Encouraging Corporations to Investigate Potential Misconduct on Their Own – A Comparative View of Israel and the U.S.

One of the most serious corruption cases ever investigated in Israel is “Case 3000,” also known as “The Submarines Scandal.” It concerned suspicions that senior Israeli officers and public servants received bribes for over a decade in order to “fix” tenders related to the purchase of submarines and corvette ships from the German conglomerate ThyssenKrupp. As is common practice, ThyssenKrupp sought to conduct an internal investigation into the suspicions, with the goal of cooperating with Israeli investigative authorities. To ThyssenKrupp’s surprise, its attempt at cooperation with the Israeli authorities received a cold shoulder. In an interview with the press, ThyssenKrupp’s spokesman, Tim Proll-Gerwe, noted that “We offered them full cooperation through Israeli lawyers – documents and conversations – but no one came to meet with us or ask for documents.”[*] ThyssenKrupp was also warned that if as part of its internal investigation it contacted any of its Israeli representatives involved in the affair, it would be suspected of obstruction of justice. As a result, the internal investigation conducted by ThyssenKrupp was very limited in scope.
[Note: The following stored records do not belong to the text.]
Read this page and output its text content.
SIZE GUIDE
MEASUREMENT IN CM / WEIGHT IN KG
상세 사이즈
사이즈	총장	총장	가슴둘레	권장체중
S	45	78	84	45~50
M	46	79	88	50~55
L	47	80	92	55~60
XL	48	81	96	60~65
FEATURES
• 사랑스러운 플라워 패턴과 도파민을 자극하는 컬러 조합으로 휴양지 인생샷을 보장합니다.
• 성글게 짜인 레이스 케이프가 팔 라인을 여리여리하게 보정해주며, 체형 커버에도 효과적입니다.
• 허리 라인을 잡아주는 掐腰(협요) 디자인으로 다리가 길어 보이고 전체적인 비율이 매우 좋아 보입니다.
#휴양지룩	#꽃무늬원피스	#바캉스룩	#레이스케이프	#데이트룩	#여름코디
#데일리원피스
The Israeli enforcement authorities’ lack of interest in ThyssenKrupp’s attempt to cooperate is not surprising, as it represents one of the core perceptions of Israel’s law enforcement authorities: The sovereign (the state) has a monopoly over the authority to enforce the criminal law. Based on this perception, caution and even suspicion tend to arise at the possibility of investigative powers shifting from public law enforcement agencies to private corporations, whose motives and commitment to conducting a thorough investigation are viewed askance.
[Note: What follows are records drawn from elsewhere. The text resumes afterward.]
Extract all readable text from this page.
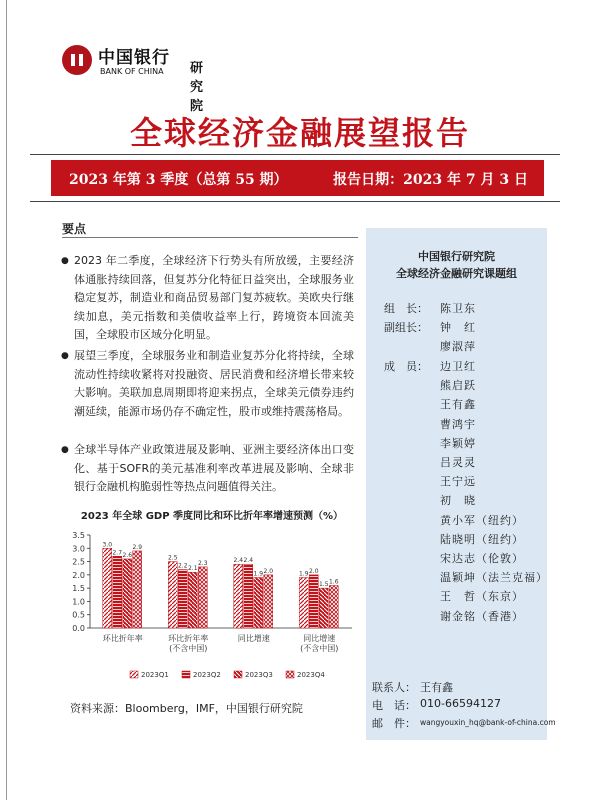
中国银行
BANK OF CHINA 研究院
全球经济金融展望报告
2023 年第 3 季度（总第 55 期）	报告日期：2023 年 7 月 3 日
要点
● 2023 年二季度，全球经济下行势头有所放缓，主要经济体通胀持续回落，但复苏分化特征日益突出，全球服务业稳定复苏，制造业和商品贸易部门复苏疲软。美欧央行继续加息，美元指数和美债收益率上行，跨境资本回流美国，全球股市区域分化明显。
● 展望三季度，全球服务业和制造业复苏分化将持续，全球流动性持续收紧将对投融资、居民消费和经济增长带来较大影响。美联加息周期即将迎来拐点，全球美元债券违约潮延续，能源市场仍存不确定性，股市或维持震荡格局。
● 全球半导体产业政策进展及影响、亚洲主要经济体出口变化、基于SOFR的美元基准利率改革进展及影响、全球非银行金融机构脆弱性等热点问题值得关注。
2023 年全球 GDP 季度同比和环比折年率增速预测（%）
0.0
0.5
1.0
1.5
2.0
2.5
3.0
3.5
3.0
2.7 2.6
2.9
环比折年率
2.5
2.2 2.1
2.3
环比折年率
(不含中国)
2.4 2.4
1.9 2.0
同比增速
1.9 2.0
1.5 1.6
同比增速
(不含中国)
2023Q1	2023Q2	2023Q3	2023Q4
资料来源：Bloomberg，IMF，中国银行研究院
中国银行研究院
全球经济金融研究课题组
组　长： 陈卫东
副组长： 钟　红
廖淑萍
成　员： 边卫红
熊启跃
王有鑫
曹鸿宇
李颖婷
吕灵灵
王宁远
初　晓
黄小军（纽约）
陆晓明（纽约）
宋达志（伦敦）
温颖坤（法兰克福）
王　哲（东京）
谢金铭（香港）
联系人： 王有鑫
电　话： 010-66594127
邮　件： wangyouxin_hq@bank-of-china.com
In the case of The State of Israel v. Meir Shemesh (“Shemesh”), Israel’s Supreme Court explicitly reaffirmed this perception. In Shemesh, Israel Railways conducted an internal investigation following two serious train accidents. Simultaneously, the Israel police launched a criminal investigation and asked for the materials gathered during the internal investigation. Israel Railways transferred the final reports of its internal investigations committee, but refused to forward notes from interviews with its employees, arguing that the interviewees have the right to be protected from self-incrimination. Israel Railways had good reason to make this assertion, as the notes were taken in accordance with the company’s internal protocols, which stated employees were obliged to fully cooperate with the investigation and did not have the right to remain silent or to be represented by lawyers before the investigative committees. In addition, the employees were not warned that they had the right to protect themselves from self-incrimination before being interviewed or that the notes from their interviews might be used against them in criminal proceedings.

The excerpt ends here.